Again, just a thanks to those who’ve journeyed with us and who keep us in their prayers and who’ve been kind enough to support us through thick and thin.  I will, of course, be active on the old facebook.  See you there!

Thanks, much love to all…be blessed.

yours in Jesus

Andrew xx

Unfolding Wisdom

Life for us at the moment is in one of those twilight periods.  You know, at that point in the day when its not fully dark, you can see stuff, but its not fully light and so there is a bit of mystery.
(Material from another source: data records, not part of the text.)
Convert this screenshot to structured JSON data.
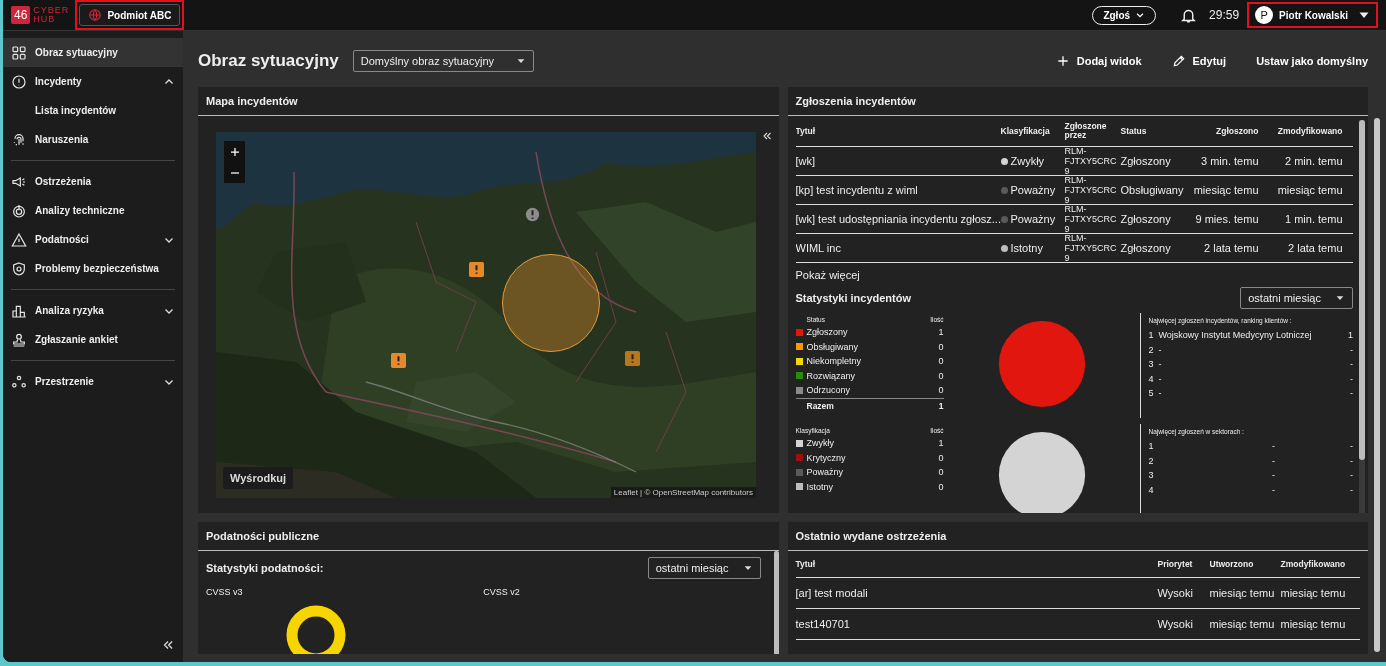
{
  "topbar": {
    "logo": {
      "badge": "46",
      "word_1": "CYBER",
      "word_2": "HUB"
    },
    "entity_button": "Podmiot ABC",
    "report_button": "Zgłoś",
    "timer": "29:59",
    "user": {
      "initial": "P",
      "name": "Piotr Kowalski"
    }
  },
  "sidebar": {
    "sections": [
      [
        {
          "label": "Obraz sytuacyjny",
          "selected": true
        },
        {
          "label": "Incydenty",
          "selected": false,
          "expanded": true,
          "children": [
            {
              "label": "Lista incydentów",
              "selected": false
            }
          ]
        },
        {
          "label": "Naruszenia",
          "selected": false
        }
      ],
      [
        {
          "label": "Ostrzeżenia",
          "selected": false
        },
        {
          "label": "Analizy techniczne",
          "selected": false
        },
        {
          "label": "Podatności",
          "selected": false,
          "expanded": false
        },
        {
          "label": "Problemy bezpieczeństwa",
          "selected": false
        }
      ],
      [
        {
          "label": "Analiza ryzyka",
          "selected": false,
          "expanded": false
        },
        {
          "label": "Zgłaszanie ankiet",
          "selected": false
        }
      ],
      [
        {
          "label": "Przestrzenie",
          "selected": false,
          "expanded": false
        }
      ]
    ]
  },
  "header": {
    "title": "Obraz sytuacyjny",
    "view_select": "Domyślny obraz sytuacyjny",
    "actions": [
      "Dodaj widok",
      "Edytuj",
      "Ustaw jako domyślny"
    ]
  },
  "map_panel": {
    "title": "Mapa incydentów",
    "center_button": "Wyśrodkuj",
    "attribution": "Leaflet | © OpenStreetMap contributors"
  },
  "incidents_panel": {
    "title": "Zgłoszenia incydentów",
    "columns": [
      "Tytuł",
      "Klasyfikacja",
      "Zgłoszone przez",
      "Status",
      "Zgłoszono",
      "Zmodyfikowano"
    ],
    "rows": [
      {
        "title": "[wk]",
        "classification": "Zwykły",
        "color": "#d4d4d4",
        "reported_by": "RLM-FJTXY5CRC9",
        "status": "Zgłoszony",
        "reported": "3 min. temu",
        "modified": "2 min. temu"
      },
      {
        "title": "[kp] test incydentu z wiml",
        "classification": "Poważny",
        "color": "#5a5a5a",
        "reported_by": "RLM-FJTXY5CRC9",
        "status": "Obsługiwany",
        "reported": "miesiąc temu",
        "modified": "miesiąc temu"
      },
      {
        "title": "[wk] test udostępniania incydentu zgłosz...",
        "classification": "Poważny",
        "color": "#5a5a5a",
        "reported_by": "RLM-FJTXY5CRC9",
        "status": "Zgłoszony",
        "reported": "9 mies. temu",
        "modified": "1 min. temu"
      },
      {
        "title": "WIML inc",
        "classification": "Istotny",
        "color": "#bdbdbd",
        "reported_by": "RLM-FJTXY5CRC9",
        "status": "Zgłoszony",
        "reported": "2 lata temu",
        "modified": "2 lata temu"
      }
    ],
    "more_link": "Pokaż więcej",
    "stats": {
      "title": "Statystyki incydentów",
      "period": "ostatni miesiąc",
      "groups": [
        {
          "heading": "Status",
          "count_heading": "Ilość",
          "items": [
            {
              "label": "Zgłoszony",
              "count": "1",
              "color": "#e0160f"
            },
            {
              "label": "Obsługiwany",
              "count": "0",
              "color": "#f59a00"
            },
            {
              "label": "Niekompletny",
              "count": "0",
              "color": "#f5d800"
            },
            {
              "label": "Rozwiązany",
              "count": "0",
              "color": "#2a8a0a"
            },
            {
              "label": "Odrzucony",
              "count": "0",
              "color": "#8a8a8a"
            }
          ],
          "total_label": "Razem",
          "total": "1",
          "ranking": {
            "title": "Najwięcej zgłoszeń incydentów, ranking klientów :",
            "rows": [
              {
                "rank": "1",
                "name": "Wojskowy Instytut Medycyny Lotniczej",
                "count": "1"
              },
              {
                "rank": "2",
                "name": "-",
                "count": "-"
              },
              {
                "rank": "3",
                "name": "-",
                "count": "-"
              },
              {
                "rank": "4",
                "name": "-",
                "count": "-"
              },
              {
                "rank": "5",
                "name": "-",
                "count": "-"
              }
            ]
          }
        },
        {
          "heading": "Klasyfikacja",
          "count_heading": "Ilość",
          "items": [
            {
              "label": "Zwykły",
              "count": "1",
              "color": "#d4d4d4"
            },
            {
              "label": "Krytyczny",
              "count": "0",
              "color": "#9b1010"
            },
            {
              "label": "Poważny",
              "count": "0",
              "color": "#5a5a5a"
            },
            {
              "label": "Istotny",
              "count": "0",
              "color": "#bdbdbd"
            }
          ],
          "ranking": {
            "title": "Najwięcej zgłoszeń w sektorach :",
            "rows": [
              {
                "rank": "1",
                "name": "-",
                "count": "-"
              },
              {
                "rank": "2",
                "name": "-",
                "count": "-"
              },
              {
                "rank": "3",
                "name": "-",
                "count": "-"
              },
              {
                "rank": "4",
                "name": "-",
                "count": "-"
              }
            ]
          }
        }
      ]
    }
  },
  "vulnerabilities_panel": {
    "title": "Podatności publiczne",
    "stats_title": "Statystyki podatności:",
    "period": "ostatni miesiąc",
    "charts": [
      "CVSS v3",
      "CVSS v2"
    ]
  },
  "warnings_panel": {
    "title": "Ostatnio wydane ostrzeżenia",
    "columns": [
      "Tytuł",
      "Priorytet",
      "Utworzono",
      "Zmodyfikowano"
    ],
    "rows": [
      {
        "title": "[ar] test modali",
        "priority": "Wysoki",
        "created": "miesiąc temu",
        "modified": "miesiąc temu"
      },
      {
        "title": "test140701",
        "priority": "Wysoki",
        "created": "miesiąc temu",
        "modified": "miesiąc temu"
      }
    ]
  }
}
Now, you might think that this period of life would be like ‘dusk’..just before dark what with us leaving the Army/officership.  There are some moments it feels like that.  There are memories that produce tears and sorrow.  Only last week I had a morning where I woke up in floods of tears.  Yet, in spite of that, God is in the business of turning that mourning into dancing.  One of the verses of scripture that has been encouraging me is the verse that says ‘sorrow may last for a night, but joy comes with the morning.’  Boy, is that a promise and a half!

There has been so much recently that has proven to me, the biggest doubter, that this is not dusk as far as God is concerned.  It’s just the next day.  After the last few months of ‘night’ the dimness of light at the moment isn’t it getting darker still, its getting brighter.  It has just been so amazing to watch God’s unfolding wisdom, foresight and blessing unfold as we start to see the path before us.  He has prepared a path that may not necessarily be the one we dreamt of in the night, or even squinted at through sunset but his plan and revelation has been perfect.

You know, that sounds like a lot of code.  Its not meant to be all mystical.  But I do have to say, what with having been presented with a fair few opportunities to grow bitter, I’m actively refusing to be bitter by the help of Holy Spirit.  The honesty of all this is that God is answering my prayers.  I spent 3 years at Pill Corps praying and singing that God would send a revival and that he would start with me.  I’ve prayed that he would break me, melt me, mould me, fill me and he has and is doing.  In 15 years of following Jesus, he’s been so faithful in leading me on, deeper and deeper.  It is for that reason I can, at this time, sit quietly and simply trust him for even the smallest need.

We do value your prayers for us at this time.  So many people have been faithful in that way.  Here are a few ways that you can still be praying for us:

  • for some part-time work for Tracy in Newcastle which will help us financially
  • today we placed a holding fee on a rental property and we’re praying that goes through smoothly
  • we could do with some form of transport
  • for that new community which we will be living in, that God would be preparing hearts
  • for the children’s schooling, we need to find places for them
  • for all the difficult farewells still to come here in Aberdeen and in the Army
  • for Tracy’s health…she is experiencing some really bad toothache at the moment which is proving difficult to resolve.  She is also awaiting tests back from the hospital with regards ongoing thyroid irregularities.
  • for the children as we try to prepare them for a new stage of life (Geordie accent too!)

Thank you for praying with us and for us.